Women's Goddess Retreat
September 10 - 12, 2010


Triple Goddess

Triple Goddess

The Lessons of Women's Cycles & Change

The Triple Goddess is one of the two primary deities found in the neopagan religion of Wicca. She comprises three separate goddesses united; a Maiden Goddess, a Mother Goddess and a Crone Goddess, each of which symbolises a separate stage in the female life and lunar cycles. She represents the feminine part of the religion's duotheistic theological system, the other part being the male Horned God, although in the tradition of Dianic Wicca only the female deity is worshipped.

According to historian Ronald Hutton, the concept of the Triple Goddess with Maiden, Mother and Crone aspects and lunar symbology was Robert Graves' contribution to modern pagan witchcraft. Many witches and other neo-pagans believe in the "Triple Goddess" of maiden, mother, and crone that originated with the first neo-pagans in mid-twentieth-century England. In their view, sexuality, pregnancy, breastfeeding—and other female reproductive processes—are ways that women may embody the Goddess, making the physical body sacred.

  • The Maiden represents enchantment, inception, expansion, the promise of new beginnings, birth, youth and youthful enthusiasm, represented by the waxing moon.
  • The Mother represents ripeness, fertility, sexuality, fulfillment, stability, power and life represented by the full moon.
  • The Crone represents wisdom, repose, death, and endings represented by the waning moon.

Many neo-Pagans and Wiccans believe that women can identify with the deity in ways unachievable by "patriarchal" religions by echoing the normative model of the female life-cycle which is represented by the Triple Goddess. This model is also supposed to encompass a personification of all the characteristics and potential of every woman who has ever existed. Other beliefs held by worshippers, such as D. J. Conway include that reconnection with the Great Goddess is vital to the health of humankind "on all levels" and that the Goddess stands for unity, cooperation, and participation with all creation, while in contrast male gods represent dissociation, separation and dominion of nature. These views have been criticised by members of both the neopagan and scholarly communities as re-affirming gender stereotypes and symbolically being unable to adequately face humanities current ethical and environmental situation.

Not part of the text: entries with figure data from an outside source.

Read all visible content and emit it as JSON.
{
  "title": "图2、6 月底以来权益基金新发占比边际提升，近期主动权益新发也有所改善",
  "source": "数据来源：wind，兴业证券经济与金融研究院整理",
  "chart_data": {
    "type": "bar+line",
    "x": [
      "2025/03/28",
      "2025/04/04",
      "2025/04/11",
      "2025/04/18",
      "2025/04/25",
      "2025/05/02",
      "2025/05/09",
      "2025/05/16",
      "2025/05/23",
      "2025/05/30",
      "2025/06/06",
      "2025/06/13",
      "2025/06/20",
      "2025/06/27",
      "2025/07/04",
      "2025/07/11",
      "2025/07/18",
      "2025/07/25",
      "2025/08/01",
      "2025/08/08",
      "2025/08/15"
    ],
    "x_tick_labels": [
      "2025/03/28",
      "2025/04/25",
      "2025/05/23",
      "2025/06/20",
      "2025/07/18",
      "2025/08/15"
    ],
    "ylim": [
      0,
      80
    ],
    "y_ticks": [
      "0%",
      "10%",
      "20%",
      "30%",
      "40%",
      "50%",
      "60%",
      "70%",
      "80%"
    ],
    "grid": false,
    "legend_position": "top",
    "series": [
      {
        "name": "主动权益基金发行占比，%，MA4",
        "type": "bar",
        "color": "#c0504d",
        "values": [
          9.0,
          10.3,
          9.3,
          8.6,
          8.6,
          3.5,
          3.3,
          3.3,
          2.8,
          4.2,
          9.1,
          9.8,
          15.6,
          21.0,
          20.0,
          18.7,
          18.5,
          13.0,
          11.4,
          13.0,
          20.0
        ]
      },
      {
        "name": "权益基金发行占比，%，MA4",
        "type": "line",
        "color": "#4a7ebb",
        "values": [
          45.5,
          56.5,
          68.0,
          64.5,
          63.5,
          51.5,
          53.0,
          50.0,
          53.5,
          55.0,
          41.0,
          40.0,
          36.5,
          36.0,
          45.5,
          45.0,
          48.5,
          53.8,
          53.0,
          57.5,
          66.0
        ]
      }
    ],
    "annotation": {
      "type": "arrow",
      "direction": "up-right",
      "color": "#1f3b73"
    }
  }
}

Neopagans assert that the worship of the Triple Goddess dates to pre-Christian Europe and possibly goes as far back as the Paleolithic period and consequently claim that their religion is a surviving remnant of ancient beliefs. They believe the Triple Goddess is an archetypal figure which appears though various different cultures at throughout human history, and that many individual goddesses can be interpreted as Triple Goddesses. This multiplicity of identity has led to neopagans adopting the images and names of culturally divergent deities for ritual purposes.